COME CRESCERANNO I BAMBINI SOPRAVVISSUTI A GAZA?

«Questo è un tema che vale sempre nella ricostruzione. Io ho cinquant’anni e ricordo la discussione dei bambini tra la Croazia e la Serbia, quando, a metà anni ’90/fine anni ’90, ci fu quello che tutti noi ricordiamo nell’area dell’ex Jugoslavia. La ricostruzione di un Paese passa anche dall’educazione e credo che valga anche per i Paesi non toccati dalla guerra, ma a maggior ragione quelli toccati dalla guerra. La vera priorità è l’educazione, l’educazione al dialogo, la scuola, l’idea di far crescere sentimenti di condivisione. È difficilissimo, perché facile a dirsi, quando poi ti hanno ammazzato mezza famiglia, è difficile a farsi, però questa è una grande scommessa di nuovo, di una politica con la P maiuscola. Io vorrei che lo pensino anche i nostri ascoltatori e che apprezzassero il fatto che in dei momenti, la politica può fare la differenza, perché anche sulla storia di Gaza, dell’Ucraina e tutto il resto, ci sono degli slogan ideologici di gente che nono conosce minimamente la politica estera. Mi ricordano quelli che facevano finta di fare i virologi durante il Covid o i commissari tecnici durante i mondiali di calcio.

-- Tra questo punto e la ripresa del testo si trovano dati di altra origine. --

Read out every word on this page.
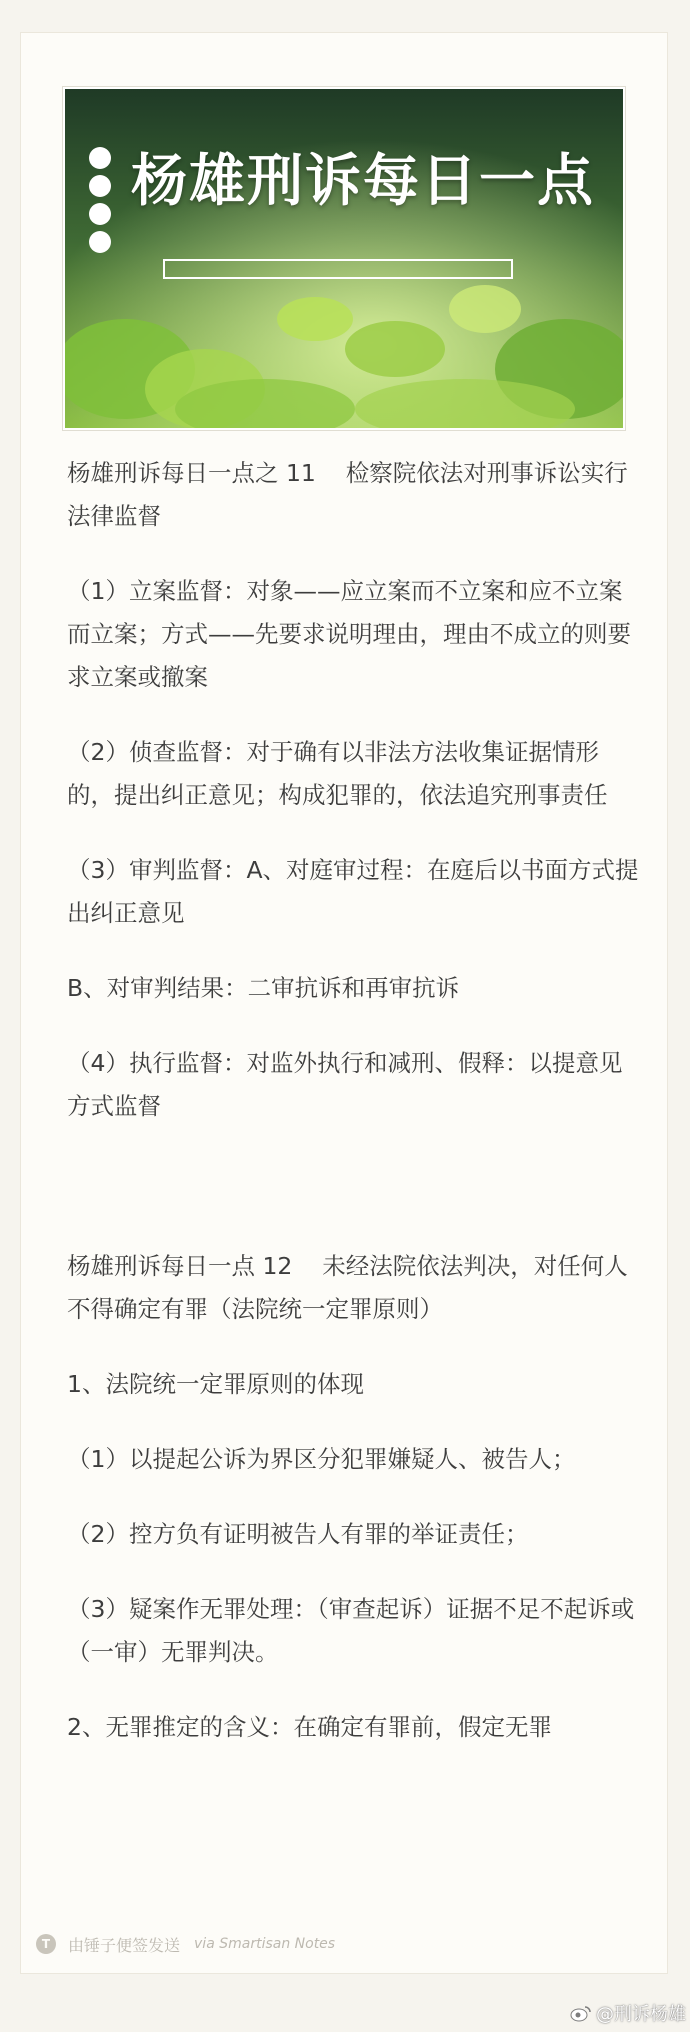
杨雄刑诉每日一点

杨雄刑诉每日一点之 11    检察院依法对刑事诉讼实行法律监督

（1）立案监督：对象——应立案而不立案和应不立案而立案；方式——先要求说明理由，理由不成立的则要求立案或撤案

（2）侦查监督：对于确有以非法方法收集证据情形的，提出纠正意见；构成犯罪的，依法追究刑事责任

（3）审判监督：A、对庭审过程：在庭后以书面方式提出纠正意见

B、对审判结果：二审抗诉和再审抗诉

（4）执行监督：对监外执行和减刑、假释：以提意见方式监督

杨雄刑诉每日一点 12    未经法院依法判决，对任何人不得确定有罪（法院统一定罪原则）

1、法院统一定罪原则的体现

（1）以提起公诉为界区分犯罪嫌疑人、被告人；

（2）控方负有证明被告人有罪的举证责任；

（3）疑案作无罪处理：（审查起诉）证据不足不起诉或（一审）无罪判决。

2、无罪推定的含义：在确定有罪前，假定无罪

T	由锤子便签发送 via Smartisan Notes
@刑诉杨雄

La politica estera è una cosa complicata e spero che la politica investa sull’educazione alla pace».


ITALIA, PIAZZE PIENE PER LE MANIFESTAZIONI

«Un po’ in tutto il mondo c’è una nuova aria di partecipazione, però in quelle piazze ci sono, nella stragrande maggioranza persone meravigliose e pacifiche che vogliono dire “Io non ci sto alle immagini che vedo in tv” e meritano rispetto. Poi ci sono alcuni che spaccando le vetrine o assaltando le stazioni, in qualche modo fanno danno alla causa che vorrebbero difendere, quindi noi dobbiamo esser, ancora una volta, capaci di distinguere, e questa è la politica, tra le tante persone quelli che vogliono la pace e chiedono la pace e denunciare tutti insieme i violenti. Io sono stato scout e sono stato alle manifestazioni in piazza quando ero giovane, ma chi fa politica non può limitarsi alla manifestazione. Se noi paghiamo dei parlamentari, dei rappresentanti e dei ministri, questi devono trovare delle soluzioni. Ecco perché io sono contento dell’accordo di pace, perché con le manifestazioni di esprime indignazione e un grido dal cuore. Io per come conosco la questione, erano sei mesi che stavano su quell’accordo lì e non credo che siano state le piazze ad aiutare, ma credono che abbiamo aiutato i cittadini a non essere delle amebe. È bello che ci sia questa attenzione e mi piacerebbe che ci fosse anche sul mondo cristiano in Nigeria o in Sudan».